Description: Lemma 5 for isomuspgrlem2 . (Contributed by AV, 1-Dec-2022)

Ref Expression
Hypotheses isomushgr.v
|- V = ( Vtx ` A )
isomushgr.w
|- W = ( Vtx ` B )
isomushgr.e
|- E = ( Edg ` A )
isomushgr.k
|- K = ( Edg ` B )
isomuspgrlem2.g
|- G = ( x e. E |-> ( F " x ) )
isomuspgrlem2.a
|- ( ph -> A e. USPGraph )
isomuspgrlem2.f
|- ( ph -> F : V -1-1-onto-> W )
isomuspgrlem2.i
|- ( ph -> A. a e. V A. b e. V ( { a , b } e. E <-> { ( F ` a ) , ( F ` b ) } e. K ) )
isomuspgrlem2.x
|- ( ph -> F e. X )
isomuspgrlem2.b
|- ( ph -> B e. USPGraph )
Assertion isomuspgrlem2e
|- ( ph -> G : E -1-1-onto-> K )

Proof

Step Hyp Ref Expression
1 isomushgr.v
 |-  V = ( Vtx ` A )
2 isomushgr.w
 |-  W = ( Vtx ` B )
3 isomushgr.e
 |-  E = ( Edg ` A )
4 isomushgr.k
 |-  K = ( Edg ` B )
5 isomuspgrlem2.g
 |-  G = ( x e. E |-> ( F " x ) )
6 isomuspgrlem2.a
 |-  ( ph -> A e. USPGraph )
7 isomuspgrlem2.f
 |-  ( ph -> F : V -1-1-onto-> W )
8 isomuspgrlem2.i
 |-  ( ph -> A. a e. V A. b e. V ( { a , b } e. E <-> { ( F ` a ) , ( F ` b ) } e. K ) )
9 isomuspgrlem2.x
 |-  ( ph -> F e.

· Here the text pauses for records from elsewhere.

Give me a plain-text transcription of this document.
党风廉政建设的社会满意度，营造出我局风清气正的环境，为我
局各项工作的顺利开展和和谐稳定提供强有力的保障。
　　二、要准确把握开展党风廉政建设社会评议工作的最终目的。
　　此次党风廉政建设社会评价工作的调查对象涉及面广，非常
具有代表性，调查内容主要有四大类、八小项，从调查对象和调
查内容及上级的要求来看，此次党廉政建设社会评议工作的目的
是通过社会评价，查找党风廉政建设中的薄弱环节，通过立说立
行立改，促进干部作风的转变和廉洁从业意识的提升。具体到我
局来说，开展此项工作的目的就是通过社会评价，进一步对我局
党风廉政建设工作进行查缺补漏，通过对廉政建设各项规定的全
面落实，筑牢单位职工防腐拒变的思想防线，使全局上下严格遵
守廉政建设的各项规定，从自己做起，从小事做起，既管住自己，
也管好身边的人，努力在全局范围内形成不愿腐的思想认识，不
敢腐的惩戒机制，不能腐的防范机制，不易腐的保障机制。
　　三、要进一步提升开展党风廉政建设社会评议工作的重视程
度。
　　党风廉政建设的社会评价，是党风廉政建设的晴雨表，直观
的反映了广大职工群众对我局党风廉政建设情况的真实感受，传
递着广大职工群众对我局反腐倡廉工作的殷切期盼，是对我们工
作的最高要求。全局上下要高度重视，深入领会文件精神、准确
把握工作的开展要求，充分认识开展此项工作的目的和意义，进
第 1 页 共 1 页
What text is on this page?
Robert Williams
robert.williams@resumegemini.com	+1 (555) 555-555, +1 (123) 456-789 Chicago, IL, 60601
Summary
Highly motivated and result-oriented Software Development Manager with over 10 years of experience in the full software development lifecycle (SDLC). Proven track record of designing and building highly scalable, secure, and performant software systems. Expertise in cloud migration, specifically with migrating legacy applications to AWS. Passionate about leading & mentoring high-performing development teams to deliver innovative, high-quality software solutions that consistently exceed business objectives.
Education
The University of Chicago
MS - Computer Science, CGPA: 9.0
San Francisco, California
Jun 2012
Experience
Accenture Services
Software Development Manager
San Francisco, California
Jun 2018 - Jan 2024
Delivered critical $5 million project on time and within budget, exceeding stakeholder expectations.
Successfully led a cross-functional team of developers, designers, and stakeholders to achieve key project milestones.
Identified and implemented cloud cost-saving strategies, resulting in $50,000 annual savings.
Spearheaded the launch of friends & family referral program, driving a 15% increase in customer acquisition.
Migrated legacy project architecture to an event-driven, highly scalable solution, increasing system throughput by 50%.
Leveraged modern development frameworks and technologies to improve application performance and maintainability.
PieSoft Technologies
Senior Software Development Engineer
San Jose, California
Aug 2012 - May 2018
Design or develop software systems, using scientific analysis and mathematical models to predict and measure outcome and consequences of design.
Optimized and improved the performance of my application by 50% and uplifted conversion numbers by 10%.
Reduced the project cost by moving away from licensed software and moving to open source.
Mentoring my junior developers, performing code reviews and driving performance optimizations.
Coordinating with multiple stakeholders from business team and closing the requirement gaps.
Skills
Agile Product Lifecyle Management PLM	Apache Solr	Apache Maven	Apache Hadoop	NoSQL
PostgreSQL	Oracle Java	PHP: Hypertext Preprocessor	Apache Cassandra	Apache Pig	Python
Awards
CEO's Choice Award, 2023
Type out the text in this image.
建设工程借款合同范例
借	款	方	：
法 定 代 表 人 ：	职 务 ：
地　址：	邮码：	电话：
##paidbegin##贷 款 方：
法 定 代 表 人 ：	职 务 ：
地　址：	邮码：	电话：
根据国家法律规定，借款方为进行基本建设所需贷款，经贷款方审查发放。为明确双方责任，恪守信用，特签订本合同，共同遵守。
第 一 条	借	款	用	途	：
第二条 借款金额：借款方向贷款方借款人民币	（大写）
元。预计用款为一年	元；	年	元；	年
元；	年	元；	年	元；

X )
10 isomuspgrlem2.b
 |-  ( ph -> B e. USPGraph )
11 1 2 3 4 5 6 7 8 9 isomuspgrlem2c
 |-  ( ph -> G : E -1-1-> K )
12 1 2 3 4 5 6 7 8 9 10 isomuspgrlem2d
 |-  ( ph -> G : E -onto-> K )
13 df-f1o
 |-  ( G : E -1-1-onto-> K <-> ( G : E -1-1-> K /\ G : E -onto-> K ) )
14 11 12 13 sylanbrc
 |-  ( ph -> G : E -1-1-onto-> K )